Undergraduate, B.A. in English Education; Minor in Theatre Arts
When Claudia Amador was eight years old, she came to realize how dangerous her West Modesto neighborhood was when she found a bullet casing left by gang members the next street over. She said her neighborhood played a major role in her mindset of survival and success.
“Although my neighborhood seemed, and still seems, to be under attack every other week, it’s never hindered my dreams and goals in life and I haven’t done anything alone,” Amador said.
Amador is a first-generation college student whose parents made the treacherous trip from Mexico to the United States to work the fields in the Central Valley. She credits her parent’s high involvement with her education as a primary influence in her scholarship.
With plans to enter the credential programs and be a K-12 teacher in the neighborhood she grew up in, she hopes to be involved in her students and inspire them to strive for high places.
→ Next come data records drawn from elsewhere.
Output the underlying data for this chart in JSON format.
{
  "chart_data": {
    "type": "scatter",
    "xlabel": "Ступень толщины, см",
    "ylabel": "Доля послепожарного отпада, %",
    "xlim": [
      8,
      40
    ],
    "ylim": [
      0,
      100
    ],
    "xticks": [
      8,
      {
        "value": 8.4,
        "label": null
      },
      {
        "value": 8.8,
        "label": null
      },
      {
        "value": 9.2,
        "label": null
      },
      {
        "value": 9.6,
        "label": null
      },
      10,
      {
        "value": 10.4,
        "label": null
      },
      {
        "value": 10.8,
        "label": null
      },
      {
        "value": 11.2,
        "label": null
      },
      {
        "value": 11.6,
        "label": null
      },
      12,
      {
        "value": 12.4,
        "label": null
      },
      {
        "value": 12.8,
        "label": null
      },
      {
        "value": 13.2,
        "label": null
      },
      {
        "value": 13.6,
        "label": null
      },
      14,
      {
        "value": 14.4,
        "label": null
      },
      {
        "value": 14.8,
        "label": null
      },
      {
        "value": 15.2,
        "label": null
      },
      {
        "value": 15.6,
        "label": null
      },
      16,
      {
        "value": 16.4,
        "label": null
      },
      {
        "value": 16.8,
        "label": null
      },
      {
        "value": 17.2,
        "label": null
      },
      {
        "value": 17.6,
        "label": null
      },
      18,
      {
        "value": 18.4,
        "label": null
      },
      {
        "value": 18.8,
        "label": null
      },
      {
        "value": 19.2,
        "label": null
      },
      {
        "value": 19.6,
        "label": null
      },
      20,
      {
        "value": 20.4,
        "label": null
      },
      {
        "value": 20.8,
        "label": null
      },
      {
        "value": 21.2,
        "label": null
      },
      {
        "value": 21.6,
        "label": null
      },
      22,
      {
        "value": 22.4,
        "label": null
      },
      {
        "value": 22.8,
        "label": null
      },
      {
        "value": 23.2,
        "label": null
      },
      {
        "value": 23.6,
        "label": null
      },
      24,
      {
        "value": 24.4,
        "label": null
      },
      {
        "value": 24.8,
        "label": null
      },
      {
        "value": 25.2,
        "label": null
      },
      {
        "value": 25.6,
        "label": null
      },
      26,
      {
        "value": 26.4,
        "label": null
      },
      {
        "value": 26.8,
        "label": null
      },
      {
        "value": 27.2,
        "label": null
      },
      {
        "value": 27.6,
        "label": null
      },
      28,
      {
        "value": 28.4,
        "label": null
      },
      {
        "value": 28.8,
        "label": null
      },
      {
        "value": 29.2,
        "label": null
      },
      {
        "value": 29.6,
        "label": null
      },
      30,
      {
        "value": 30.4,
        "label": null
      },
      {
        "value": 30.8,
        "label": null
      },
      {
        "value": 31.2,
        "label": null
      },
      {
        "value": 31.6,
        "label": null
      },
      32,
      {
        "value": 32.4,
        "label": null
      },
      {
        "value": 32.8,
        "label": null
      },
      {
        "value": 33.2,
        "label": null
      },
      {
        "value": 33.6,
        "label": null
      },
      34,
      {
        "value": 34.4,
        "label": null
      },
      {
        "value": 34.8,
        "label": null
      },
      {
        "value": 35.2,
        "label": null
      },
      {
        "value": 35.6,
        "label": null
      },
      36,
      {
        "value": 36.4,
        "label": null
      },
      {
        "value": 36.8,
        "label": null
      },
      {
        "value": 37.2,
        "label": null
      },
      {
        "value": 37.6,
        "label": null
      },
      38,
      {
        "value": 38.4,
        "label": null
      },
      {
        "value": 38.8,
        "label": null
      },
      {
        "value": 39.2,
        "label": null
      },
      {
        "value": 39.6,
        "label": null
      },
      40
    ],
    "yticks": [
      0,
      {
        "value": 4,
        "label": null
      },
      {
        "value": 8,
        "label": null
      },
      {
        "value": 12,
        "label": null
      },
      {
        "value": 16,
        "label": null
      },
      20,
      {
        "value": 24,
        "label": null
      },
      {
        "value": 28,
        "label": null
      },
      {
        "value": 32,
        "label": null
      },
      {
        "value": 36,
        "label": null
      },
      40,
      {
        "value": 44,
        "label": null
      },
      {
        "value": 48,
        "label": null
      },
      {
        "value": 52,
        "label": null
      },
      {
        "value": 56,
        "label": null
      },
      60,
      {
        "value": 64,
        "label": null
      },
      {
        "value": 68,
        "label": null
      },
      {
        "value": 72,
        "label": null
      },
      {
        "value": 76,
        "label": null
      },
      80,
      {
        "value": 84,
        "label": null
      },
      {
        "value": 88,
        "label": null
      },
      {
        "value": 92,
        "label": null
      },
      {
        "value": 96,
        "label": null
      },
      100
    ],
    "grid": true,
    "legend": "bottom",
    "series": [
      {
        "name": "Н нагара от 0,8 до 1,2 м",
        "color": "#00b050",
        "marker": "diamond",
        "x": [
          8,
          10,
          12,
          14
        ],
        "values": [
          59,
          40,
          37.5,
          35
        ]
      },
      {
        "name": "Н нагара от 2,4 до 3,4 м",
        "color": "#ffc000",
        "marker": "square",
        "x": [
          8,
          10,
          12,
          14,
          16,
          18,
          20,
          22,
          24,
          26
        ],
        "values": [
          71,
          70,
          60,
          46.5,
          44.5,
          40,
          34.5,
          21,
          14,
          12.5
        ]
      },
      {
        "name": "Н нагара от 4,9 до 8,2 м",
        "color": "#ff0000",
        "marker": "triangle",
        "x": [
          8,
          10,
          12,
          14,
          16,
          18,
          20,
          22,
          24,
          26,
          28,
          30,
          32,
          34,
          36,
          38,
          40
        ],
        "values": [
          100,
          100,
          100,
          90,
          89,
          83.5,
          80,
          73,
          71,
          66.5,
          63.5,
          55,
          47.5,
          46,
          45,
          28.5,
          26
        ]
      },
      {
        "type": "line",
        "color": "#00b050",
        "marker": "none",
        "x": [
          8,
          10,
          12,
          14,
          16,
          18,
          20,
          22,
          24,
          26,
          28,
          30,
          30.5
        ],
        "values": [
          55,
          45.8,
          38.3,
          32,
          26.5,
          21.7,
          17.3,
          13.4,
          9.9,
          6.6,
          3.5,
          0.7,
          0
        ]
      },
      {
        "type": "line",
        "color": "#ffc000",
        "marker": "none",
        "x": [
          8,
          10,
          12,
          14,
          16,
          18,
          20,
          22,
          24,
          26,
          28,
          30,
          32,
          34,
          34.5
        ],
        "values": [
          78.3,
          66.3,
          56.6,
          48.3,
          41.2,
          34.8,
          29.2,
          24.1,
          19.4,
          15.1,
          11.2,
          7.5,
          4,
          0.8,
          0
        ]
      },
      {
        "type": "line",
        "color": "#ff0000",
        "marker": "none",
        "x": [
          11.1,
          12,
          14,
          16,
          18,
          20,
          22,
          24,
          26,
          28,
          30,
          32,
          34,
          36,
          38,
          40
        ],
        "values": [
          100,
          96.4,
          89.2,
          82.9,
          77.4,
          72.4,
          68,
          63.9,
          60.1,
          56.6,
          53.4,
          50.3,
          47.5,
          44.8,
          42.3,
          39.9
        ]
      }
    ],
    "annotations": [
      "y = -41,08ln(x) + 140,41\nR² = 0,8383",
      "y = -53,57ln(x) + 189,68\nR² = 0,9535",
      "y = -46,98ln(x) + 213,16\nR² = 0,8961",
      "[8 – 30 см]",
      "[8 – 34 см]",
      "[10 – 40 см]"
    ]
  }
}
In addition, Amador seeks to dismantle systems of oppression, including re-shaping curriculum to include underserved voices.
“Claudia has responded to her outer circumstances by leaning in the other direction, with energy, drive, and exuberance,” Associate Professor of Comparative and World Literature Steve Adisasmito-Smith said. “She is a force of nature and has bright prospects ahead of her. “
In the classroom and in extracurricular activities, Amador strives to excel.
“Of all the students I’ve taught since my arrival at Fresno State, Claudia is easily one of the most excited about her learning. It shows on her face when something is blowing her mind, and she wants to know more! She has a voracious appetite for learning,” English Department Professor and Chair Melanie Hernandez, Ph.D. said.
Amador has presented twice at the Undergraduate Conference for Multiethnic Literature in the Americas (UCMLA) as well as a piece titled “Valeria” at Fresno State’s Creative Writing Future Alumni Showcase.
Outside of the classroom, Amador has been a student coordinator for Vintage Days, recruitment officer for Trabajadores de la Raza and Vice President of the Resident Hall Association. In addition, Amador can often be found volunteering for events in the Fresno and Modesto communities.
Amador has received the College of Arts and Humanities Dean’s Council Scholarship, Eugene Zumwalt Scholarship, Local 270 Scholarship, Ronald E. McNair Scholarship, Northern California Laborers Scholarship, Northern California Laborers Scholarship, Parent Institute for Quality Education Scholarship, and the St. Jude Catholic Church Scholarship.
The College of Arts and Humanities Students of Distinction represents the best of their department and will be honored at the Arts in Motion event at 2 p.m. Saturday, April 10 – the culminating event of the Arts in Motion Showcase week. From these students, one undergraduate and one graduate Dean’s Medalist will be selected. The Dean’s Medalists are then eligible to receive the President’s Medal, the university’s highest student honor.